Technorati Tags: e-purse, micropayments
The report had a nostalgic tinge for me, because it uses the Mondex trial in New York in 1997/98 as a case study saying that because (amongst other things) the cards and the infrastructure were expensive, it never became compelling for either customers or merchants. But as I recall, there was one category of merchant for whom it was compelling: laundromats. I remember wondering, at the time, why laundromat owners were investing tens of thousands of dollars in stored-value cards at the same time as banks were saying that there was no business case. In fact, prompted by some work I was doing for one of our clients, I wrote an article about it.
Looking at laundromats turned out to be fascinating. One of their drivers for shifting to digital money was differential pricing, which I’d not come across before. When they used coins, the cost of a load of laundry was fixed at $X. But with digital money, it could be $X at peak times, $Y at off-peak times and $Z at 3am. This distributed the use of the machines, maximising the machine utilisation and optimised revenues, creating a business case for migration. There may be other businesses where the same is true: that is, there may be other businesses where the ability to change prices on the fly rather than operate in fixed (coin) denominations actually tips the business case. I remember assuming that the business case would be based on not having to collect coins and not having machines out of service because of jammed coins slots and being genuinely surprised when the operators said how important differential pricing was.

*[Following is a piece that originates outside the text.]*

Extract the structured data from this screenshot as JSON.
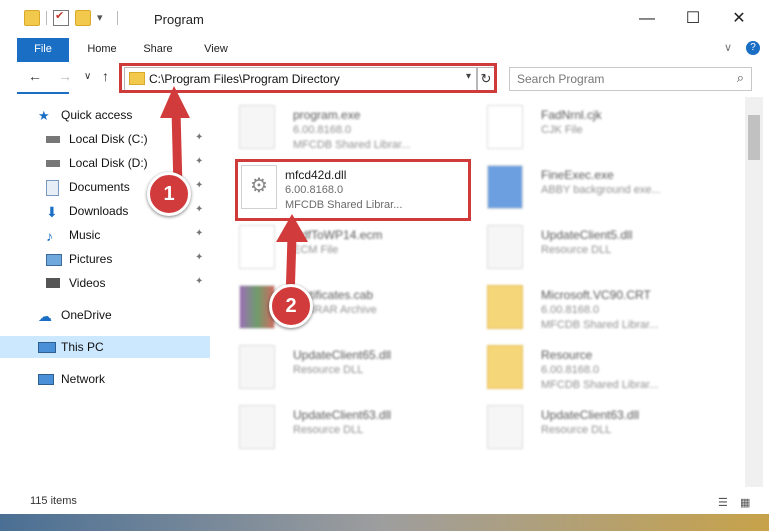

As an aside, the Fed report also mentions (while discussing one of our favourite topics: EDY and so on in Japan) that in 2005 and the first few months of this year the Bank of Japan has seen the first fall in coins in circulation since records began. Is DoCoMo succeeding where Mondex didn’t?
In case anyone is still interested, the article on the use of smart cards in laundromats in late-90s New York (!) is available as a PDF for download here. You can gasp in amazement at my January 1999 prediction of imminent keyfobs and watches for low-value payments and laugh yourself silly at my confidence that they would soon be in use on the Internet!